At the Environmental Protection Agency, political appointees have joined virtually every discussion between career staff members and Mr. Biden’s team, monitoring conversations on climate change, scientific research and other topics. At the State Department such drop-ins are happening on what Trump appointees define as an as-needed basis. On Tuesday Mr. Biden’s transition team was allowed for the first time into the National Security Agency, but at the United States Agency for Global Media, parent of Voice of America, the Trump-appointed leader is refusing to cooperate with the Biden transition team, two agency officials confirmed.
Presidential transition experts said the presence of political officials at agency handoff meetings was not unheard-of and could even be seen as helpful. President George W. Bush, for example, worked closely in late 2008 with Barack Obama’s incoming team to help calm volatile financial markets. But against a backdrop of President Trump’s refusal to concede election defeat, the actions of Trump appointees appeared to be a pernicious effort to slow the transition, some experts said.
“The norm is that the political people are not involved in the nuts and bolts of this,” said Michael E. Herz, a professor of administrative law at the Cardozo School of Law at Yeshiva University.
He called the Trump administration’s apparent determination to micromanage the transition process by overseeing meetings part of its broader plan to “milk their authority as long as they can and disrupt the new administration as much as they can.”

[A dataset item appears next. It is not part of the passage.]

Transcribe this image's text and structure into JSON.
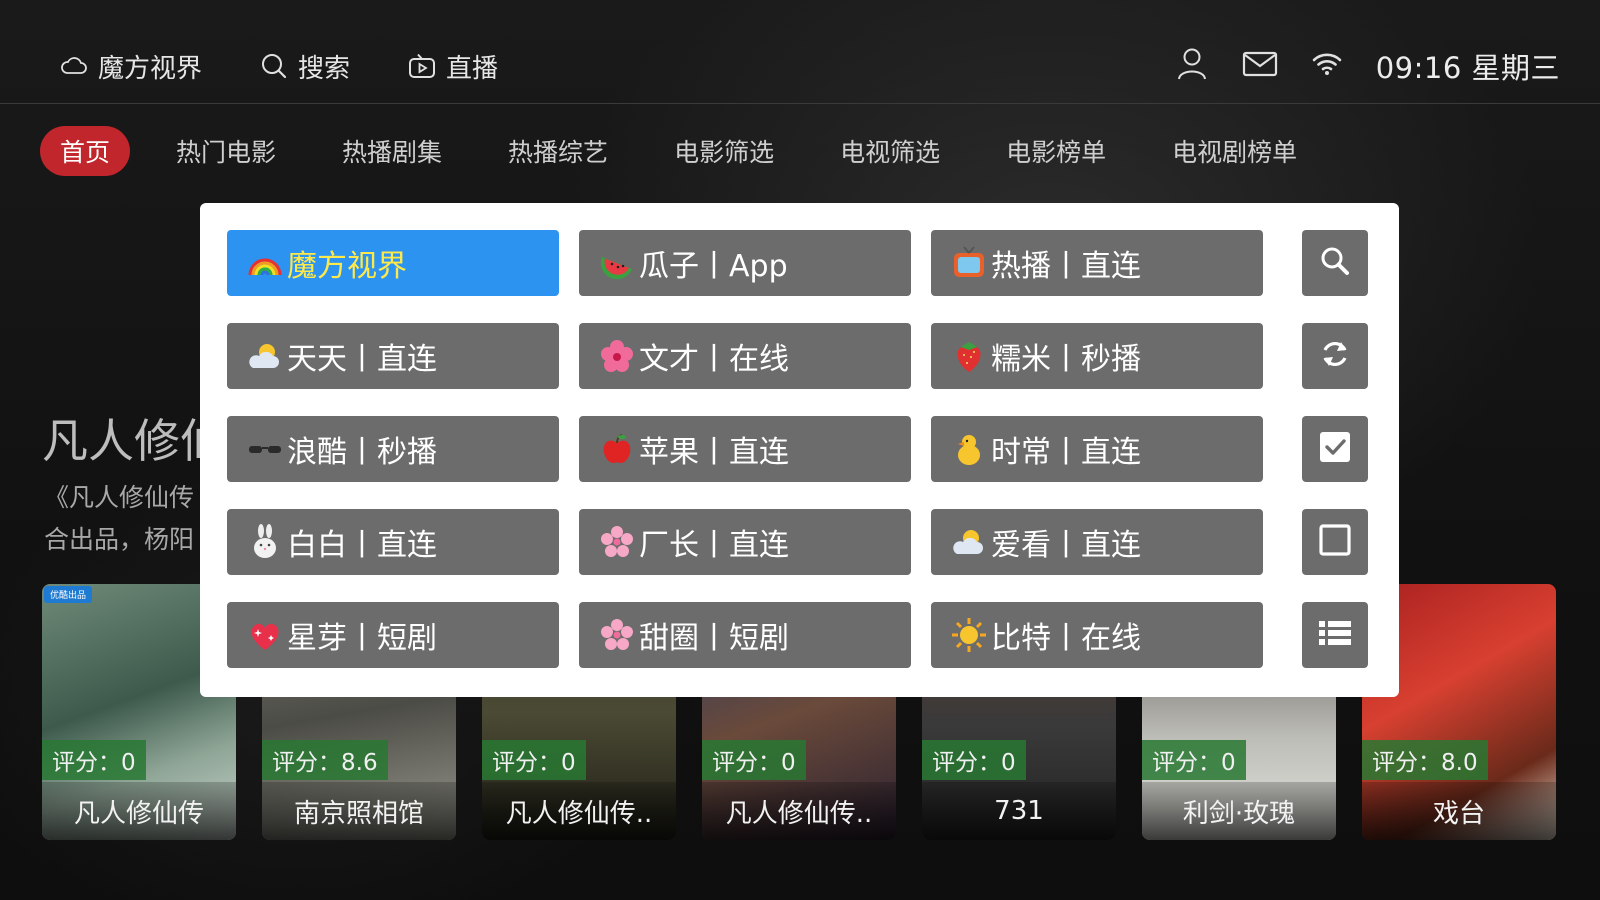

Under the Presidential Transition Act, career employees play the primary role in managing the agency transitions, largely because they bring an institutional knowledge about the government functions and have been viewed as unpolitical stewards of the agencies they serve. No clear rules or guidelines, however, detail how the process should unfold.
During the handoff from Mr. Obama’s administration to Mr. Trump, for example, political officials were explicitly disinvited from transition meetings, said Thomas A. Burke, who served as E.P.A. science adviser in the Obama administration at the time.
“To me, that’s the equivalent of having the opposing coach sitting in the room as you’re developing your team’s strategy,” he said.